Ancak bunları sürekli sözde tarih diye evirip çevirip gelecek nesillere siyasilerin çıkar penceresinden bakarak aktarılması, özellikle Yunanistan’a asla ve katiyetle hiç bir fayda sağlamayacaktır. Aksine kaybeden Yunanistan ve yunan halkı olacaktır. Düşmanlıkla bir yere kadar, dostlukla ise ebediyete kadar diyorum.
İki halkın birbirinden farkı yok zaten. Karpuz Karpuzaki, Kahve Kahvedaki, Fasulye Fasolaki, Patates Patataki daha bir çok ortak dil zaten her şeyi ortaya çıkarıyor. Bunun adına da 600 yıl birlikte yaşam diyorlar. Eğer Osmanlı Anadolu’daki Rumlara “Soykırım” uygulasaydı, bugün yeryüzünde bir Rum kalmazdı. Yine Osmanlı Balkanlar’da veya hakim olduğu diğer bölgelerde aynı uygulamayı yapmış olsaydı o bölgelerde de bugün hüküm süren yaşayan ırklar olmazdı. Bunun iyi analiz edilmesi gerekmektedir.
Keşke tarih Yunanistan’da okullarda, Kiliselerdeki Pazar Ayinlerinde doğru yönde aktarılsa-ydı. Yemeğini yemeyen veya uyumayan bir Yunan çocuğa “SENİ TÜRKLERE VERECEĞİM” veya “TÜRKLER GELİYOR” korkusu ve baskısı aşılanmasaydı. Keşke.
Konuya ilişkin Atina/Makedonya Haber Ajansı tarafından yapılan ve tüm basına gönderilen haberde şu ifadeler kullanılıyor:
“Atina/Makedonya Haber Ajansı, olayların 100. yılı vesilesiyle “Küçük Asya Felaketi”ni yaşamış kişilerin anıları, tanıklıkları ve tasvirleri kamuoyuna aktarılıyor.
Beş yüz Küçük Asyalı göçmenin iyi korunmuş tasvirlerinin ilk kez korunduğu Selanik’teki Kalamaria’daki Helenizm Göçmenleri Tarihi Arşivi’nden başlayarak, onların felaketten önceki yaşamlarından, yerlerinden edilme sırasında ve yeni memleketlerde yaşamlarında kişisel hikayeleri yer alıyor.
Olaylar hakkında değerli bilgiler, gelenek ve görenekler, coğrafi ve folklor verileri hakkında değerli bilgiler ortaya çıkarken, görüntü, göçmenlerin akrabaları, ikinci ve üçüncü kuşak insanlar tarafından tamamlanıyor.

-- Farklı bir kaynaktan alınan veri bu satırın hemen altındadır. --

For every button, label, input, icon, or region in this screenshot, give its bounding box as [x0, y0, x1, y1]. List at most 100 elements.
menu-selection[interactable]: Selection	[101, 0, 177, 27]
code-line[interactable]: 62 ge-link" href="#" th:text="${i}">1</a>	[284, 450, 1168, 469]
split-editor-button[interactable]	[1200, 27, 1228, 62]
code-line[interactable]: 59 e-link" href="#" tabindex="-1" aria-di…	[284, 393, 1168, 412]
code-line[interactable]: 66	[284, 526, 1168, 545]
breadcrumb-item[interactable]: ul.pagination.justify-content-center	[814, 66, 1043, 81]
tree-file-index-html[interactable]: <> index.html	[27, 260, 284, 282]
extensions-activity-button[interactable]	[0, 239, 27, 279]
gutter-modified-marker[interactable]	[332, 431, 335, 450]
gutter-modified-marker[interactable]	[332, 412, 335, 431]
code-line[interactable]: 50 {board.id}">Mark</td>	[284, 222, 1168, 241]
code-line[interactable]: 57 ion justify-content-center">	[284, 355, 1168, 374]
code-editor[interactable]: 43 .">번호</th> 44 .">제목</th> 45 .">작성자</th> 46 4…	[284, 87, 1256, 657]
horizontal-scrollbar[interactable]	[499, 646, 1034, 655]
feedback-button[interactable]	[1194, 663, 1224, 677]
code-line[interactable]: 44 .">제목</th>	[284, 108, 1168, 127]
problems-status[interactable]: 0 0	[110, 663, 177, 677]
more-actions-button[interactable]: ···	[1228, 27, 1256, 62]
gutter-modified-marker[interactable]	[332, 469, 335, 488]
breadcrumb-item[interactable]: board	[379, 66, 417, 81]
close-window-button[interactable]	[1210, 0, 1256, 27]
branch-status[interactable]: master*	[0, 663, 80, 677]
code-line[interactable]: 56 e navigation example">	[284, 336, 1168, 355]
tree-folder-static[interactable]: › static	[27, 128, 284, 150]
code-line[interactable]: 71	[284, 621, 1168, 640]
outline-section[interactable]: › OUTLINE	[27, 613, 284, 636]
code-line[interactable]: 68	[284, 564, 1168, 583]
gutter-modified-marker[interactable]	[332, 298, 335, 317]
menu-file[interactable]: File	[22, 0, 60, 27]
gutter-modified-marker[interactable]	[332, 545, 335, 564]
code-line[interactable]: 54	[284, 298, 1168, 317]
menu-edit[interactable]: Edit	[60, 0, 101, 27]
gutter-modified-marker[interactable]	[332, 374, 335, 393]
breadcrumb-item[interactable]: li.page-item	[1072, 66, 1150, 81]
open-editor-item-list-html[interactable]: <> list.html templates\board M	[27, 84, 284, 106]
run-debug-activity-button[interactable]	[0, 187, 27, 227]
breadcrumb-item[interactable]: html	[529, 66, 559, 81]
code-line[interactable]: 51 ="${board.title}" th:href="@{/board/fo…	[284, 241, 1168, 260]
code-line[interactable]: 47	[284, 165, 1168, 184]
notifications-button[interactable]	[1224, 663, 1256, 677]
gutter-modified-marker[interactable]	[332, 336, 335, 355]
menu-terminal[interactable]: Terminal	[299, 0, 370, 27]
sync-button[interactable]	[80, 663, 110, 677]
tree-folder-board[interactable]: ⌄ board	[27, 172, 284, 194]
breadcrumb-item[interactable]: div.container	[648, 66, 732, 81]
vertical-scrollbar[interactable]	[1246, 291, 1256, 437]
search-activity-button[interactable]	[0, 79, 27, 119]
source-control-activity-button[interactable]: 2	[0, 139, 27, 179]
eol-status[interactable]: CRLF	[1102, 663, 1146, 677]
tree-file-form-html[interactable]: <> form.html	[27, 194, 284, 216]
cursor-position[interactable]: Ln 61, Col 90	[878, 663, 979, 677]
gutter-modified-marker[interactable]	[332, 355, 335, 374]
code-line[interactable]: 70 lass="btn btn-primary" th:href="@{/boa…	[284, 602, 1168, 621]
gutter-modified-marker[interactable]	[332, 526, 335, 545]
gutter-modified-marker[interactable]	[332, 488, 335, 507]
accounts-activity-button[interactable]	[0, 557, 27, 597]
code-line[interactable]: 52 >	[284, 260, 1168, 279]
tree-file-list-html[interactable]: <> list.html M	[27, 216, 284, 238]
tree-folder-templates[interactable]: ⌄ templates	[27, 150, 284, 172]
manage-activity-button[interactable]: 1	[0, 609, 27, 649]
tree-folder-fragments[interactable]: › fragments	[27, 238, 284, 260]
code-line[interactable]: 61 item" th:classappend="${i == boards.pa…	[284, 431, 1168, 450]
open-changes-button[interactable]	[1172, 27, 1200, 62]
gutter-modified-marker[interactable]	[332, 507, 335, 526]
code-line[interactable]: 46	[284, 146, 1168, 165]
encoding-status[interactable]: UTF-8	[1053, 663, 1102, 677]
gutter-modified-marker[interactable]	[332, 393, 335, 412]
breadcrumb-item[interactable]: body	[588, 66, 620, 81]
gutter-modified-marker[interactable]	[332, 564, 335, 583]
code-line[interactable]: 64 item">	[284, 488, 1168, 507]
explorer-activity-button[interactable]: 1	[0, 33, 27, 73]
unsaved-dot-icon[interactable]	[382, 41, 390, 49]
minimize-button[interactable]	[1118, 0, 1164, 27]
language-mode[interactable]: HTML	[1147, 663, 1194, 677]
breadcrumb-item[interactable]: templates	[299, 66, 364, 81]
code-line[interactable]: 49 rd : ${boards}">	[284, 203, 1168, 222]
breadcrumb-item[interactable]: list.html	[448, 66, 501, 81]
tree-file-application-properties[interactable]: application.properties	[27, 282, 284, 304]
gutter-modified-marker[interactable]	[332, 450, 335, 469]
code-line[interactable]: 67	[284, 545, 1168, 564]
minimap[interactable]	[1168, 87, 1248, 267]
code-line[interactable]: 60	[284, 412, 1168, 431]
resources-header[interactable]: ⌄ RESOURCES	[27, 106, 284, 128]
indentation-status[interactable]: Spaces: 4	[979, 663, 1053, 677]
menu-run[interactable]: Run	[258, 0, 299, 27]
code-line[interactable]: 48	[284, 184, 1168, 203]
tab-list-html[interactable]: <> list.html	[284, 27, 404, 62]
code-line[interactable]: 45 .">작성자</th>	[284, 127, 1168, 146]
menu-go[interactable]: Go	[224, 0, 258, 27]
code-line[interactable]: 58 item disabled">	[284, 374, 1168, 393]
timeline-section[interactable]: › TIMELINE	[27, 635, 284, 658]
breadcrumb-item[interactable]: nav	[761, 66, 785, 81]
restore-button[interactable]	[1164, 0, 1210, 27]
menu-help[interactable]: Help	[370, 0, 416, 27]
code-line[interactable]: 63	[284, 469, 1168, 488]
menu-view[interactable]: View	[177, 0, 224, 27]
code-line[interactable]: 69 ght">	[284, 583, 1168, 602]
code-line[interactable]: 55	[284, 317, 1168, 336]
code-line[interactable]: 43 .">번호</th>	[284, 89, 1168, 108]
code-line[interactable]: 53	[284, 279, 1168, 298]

Ne de olsa kendileri, aile tarihini anlamak, kaydetmek ve kurtarmak için ama aynı zamanda karakteristik olarak işaret ettikleri gibi dünya tarihini de sorgulamak, araştırmak, her yönden bilgi aramak ihtiyacını hissettiler.

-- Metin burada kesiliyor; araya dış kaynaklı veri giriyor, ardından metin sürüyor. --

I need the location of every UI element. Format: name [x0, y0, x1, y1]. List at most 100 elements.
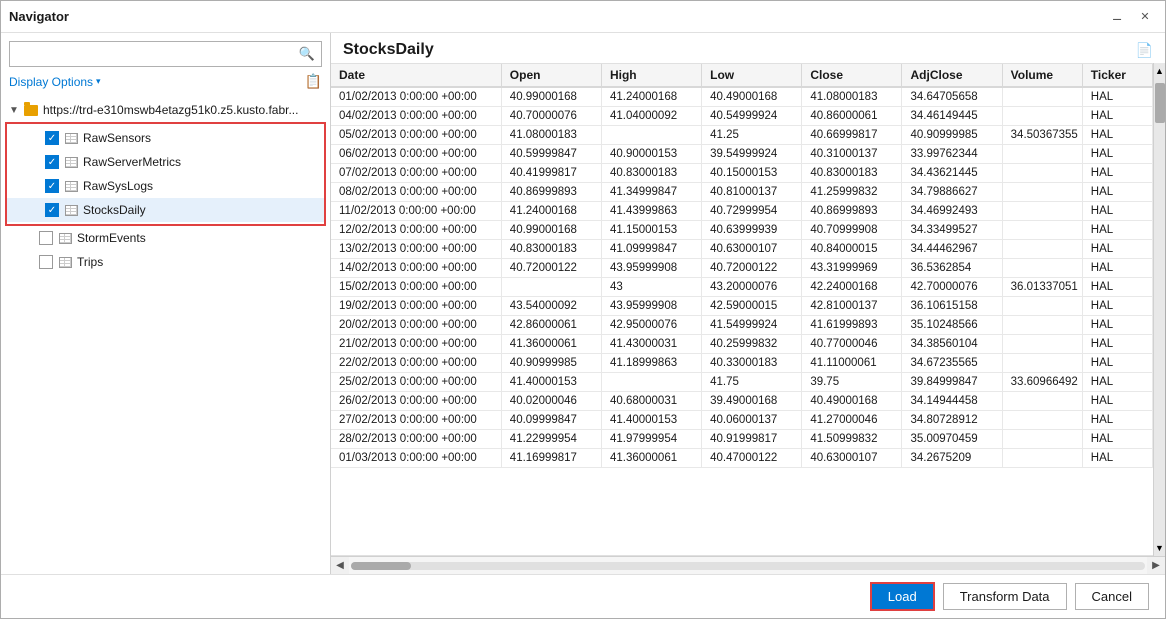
- table-cell: 33.99762344: [902, 145, 1002, 164]
- search-bar: 🔍: [1, 33, 330, 71]
- table-title: StocksDaily: [343, 41, 434, 59]
- tree-item-raw-sensors[interactable]: ✓ RawSensors: [7, 126, 324, 150]
- table-cell: 12/02/2013 0:00:00 +00:00: [331, 221, 501, 240]
- load-button[interactable]: Load: [870, 582, 935, 611]
- table-cell: 41.61999893: [802, 316, 902, 335]
- table-cell: 41.50999832: [802, 430, 902, 449]
- checked-checkbox-rawsyslogs[interactable]: ✓: [45, 179, 59, 193]
- checked-checkbox-rawservermetrics[interactable]: ✓: [45, 155, 59, 169]
- table-cell: HAL: [1082, 259, 1152, 278]
- table-cell: 43.54000092: [501, 297, 601, 316]
- transform-data-button[interactable]: Transform Data: [943, 583, 1067, 610]
- horizontal-scroll-row: ◀ ▶: [331, 556, 1165, 574]
- table-cell: 41.75: [702, 373, 802, 392]
- display-options-row: Display Options ▾ 📋: [1, 71, 330, 96]
- table-cell: [1002, 335, 1082, 354]
- tree-item-raw-sys-logs[interactable]: ✓ RawSysLogs: [7, 174, 324, 198]
- table-cell: 08/02/2013 0:00:00 +00:00: [331, 183, 501, 202]
- table-cell: 21/02/2013 0:00:00 +00:00: [331, 335, 501, 354]
- expand-icon: ▼: [9, 105, 23, 116]
- search-icon: 🔍: [299, 46, 315, 62]
- content-area: 🔍 Display Options ▾ 📋 ▼ https://trd-e310…: [1, 33, 1165, 574]
- table-cell: [1002, 259, 1082, 278]
- scroll-up-button[interactable]: ▲: [1154, 63, 1166, 79]
- table-cell: 41.40000153: [501, 373, 601, 392]
- tree-item-stocks-daily[interactable]: ✓ StocksDaily: [7, 198, 324, 222]
- checked-checkbox-stocksdaily[interactable]: ✓: [45, 203, 59, 217]
- table-cell: 40.63000107: [802, 449, 902, 468]
- table-cell: 40.70000076: [501, 107, 601, 126]
- table-cell: 40.66999817: [802, 126, 902, 145]
- scroll-down-button[interactable]: ▼: [1154, 540, 1166, 556]
- table-cell: 14/02/2013 0:00:00 +00:00: [331, 259, 501, 278]
- h-scroll-track: [351, 562, 1145, 570]
- table-cell: 13/02/2013 0:00:00 +00:00: [331, 240, 501, 259]
- table-cell: 04/02/2013 0:00:00 +00:00: [331, 107, 501, 126]
- table-cell: 34.64705658: [902, 87, 1002, 107]
- table-cell: 05/02/2013 0:00:00 +00:00: [331, 126, 501, 145]
- table-cell: 41.97999954: [601, 430, 701, 449]
- table-cell: 07/02/2013 0:00:00 +00:00: [331, 164, 501, 183]
- table-cell: 42.70000076: [902, 278, 1002, 297]
- table-row: 05/02/2013 0:00:00 +00:0041.0800018341.2…: [331, 126, 1153, 145]
- table-cell: 40.49000168: [802, 392, 902, 411]
- table-cell: 39.54999924: [702, 145, 802, 164]
- table-cell: HAL: [1082, 107, 1152, 126]
- minimize-button[interactable]: ⚊: [1105, 7, 1129, 27]
- scroll-right-button[interactable]: ▶: [1147, 557, 1165, 575]
- table-row: 07/02/2013 0:00:00 +00:0040.4199981740.8…: [331, 164, 1153, 183]
- table-cell: 39.75: [802, 373, 902, 392]
- scroll-thumb: [1155, 83, 1165, 123]
- col-header-low: Low: [702, 64, 802, 87]
- cancel-button[interactable]: Cancel: [1075, 583, 1149, 610]
- table-row: 22/02/2013 0:00:00 +00:0040.9099998541.1…: [331, 354, 1153, 373]
- table-cell: 40.70999908: [802, 221, 902, 240]
- selected-group-outline: ✓ RawSensors ✓: [5, 122, 326, 226]
- table-cell: 42.59000015: [702, 297, 802, 316]
- table-cell: 41.34999847: [601, 183, 701, 202]
- table-body: 01/02/2013 0:00:00 +00:00 40.99000168 41.2…: [331, 87, 1153, 468]
- tree-root-item[interactable]: ▼ https://trd-e310mswb4etazg51k0.z5.kust…: [1, 98, 330, 122]
- table-cell: 41.43000031: [601, 335, 701, 354]
- vertical-scrollbar[interactable]: ▲ ▼: [1153, 63, 1165, 556]
- table-cell: 40.33000183: [702, 354, 802, 373]
- unchecked-checkbox-stormevents[interactable]: [39, 231, 53, 245]
- unchecked-checkbox-trips[interactable]: [39, 255, 53, 269]
- table-cell: 01/02/2013 0:00:00 +00:00: [331, 87, 501, 107]
- checked-checkbox-rawsensors[interactable]: ✓: [45, 131, 59, 145]
- table-cell: HAL: [1082, 411, 1152, 430]
- tree-item-trips[interactable]: Trips: [1, 250, 330, 274]
- tree-item-storm-events[interactable]: StormEvents: [1, 226, 330, 250]
- import-icon-button[interactable]: 📋: [305, 73, 322, 90]
- scroll-left-button[interactable]: ◀: [331, 557, 349, 575]
- table-icon: [63, 178, 79, 194]
- table-cell: 41.27000046: [802, 411, 902, 430]
- table-cell: 35.00970459: [902, 430, 1002, 449]
- table-cell: 41.40000153: [601, 411, 701, 430]
- table-cell: [1002, 297, 1082, 316]
- table-cell: 40.15000153: [702, 164, 802, 183]
- table-cell: HAL: [1082, 240, 1152, 259]
- title-bar: Navigator ⚊ ✕: [1, 1, 1165, 33]
- table-cell: HAL: [1082, 164, 1152, 183]
- table-cell: 40.09999847: [501, 411, 601, 430]
- table-cell: [1002, 221, 1082, 240]
- table-cell: 42.24000168: [802, 278, 902, 297]
- header-expand-icon[interactable]: 📄: [1136, 42, 1153, 59]
- table-cell: 34.79886627: [902, 183, 1002, 202]
- table-cell: 40.25999832: [702, 335, 802, 354]
- col-header-ticker: Ticker: [1082, 64, 1152, 87]
- table-cell: 40.90999985: [902, 126, 1002, 145]
- scroll-track: [1154, 79, 1166, 540]
- tree-item-raw-server-metrics[interactable]: ✓ RawServerMetrics: [7, 150, 324, 174]
- table-cell: 36.5362854: [902, 259, 1002, 278]
- table-cell: [1002, 164, 1082, 183]
- table-cell: 41.08000183: [802, 87, 902, 107]
- table-cell: 40.90999985: [501, 354, 601, 373]
- search-input[interactable]: [16, 47, 299, 61]
- table-cell: [1002, 240, 1082, 259]
- data-table-wrap[interactable]: Date Open High Low Close AdjClose Volume…: [331, 63, 1153, 556]
- table-cell: 40.99000168: [501, 221, 601, 240]
- display-options-button[interactable]: Display Options ▾: [9, 75, 101, 89]
- close-button[interactable]: ✕: [1133, 7, 1157, 27]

Atina/Makedonya Haber Ajansı’nın “Küçük Asya Felaketi”ne ilişkin dosyası, ilk bölümüyle “Köklerinden Sökülme Öncesi Yaşam” yarın 16 Nisan Cumartesi açılıyor:
İkinci bölüm olan “Göçmenlik Yolculuğu” ise 17 Nisan Pazar günü devam edecek. Göçmen Helenizm Tarihi Arşivi’ndeki tanıklıklar ise 18 Nisan Kutsal Pazartesi günü sunulacak olan “Yeni Vatanda Yaşam” adlı üçüncü bölümle tamamlanacak.
Dosya, 19 Nisan Kutsal Salı günü yayınlanacak olan haracın dördüncü bölümüyle, akrabaları tarafından anlatılan göçmenlerin kişisel hikayeleriyle kapanıyor.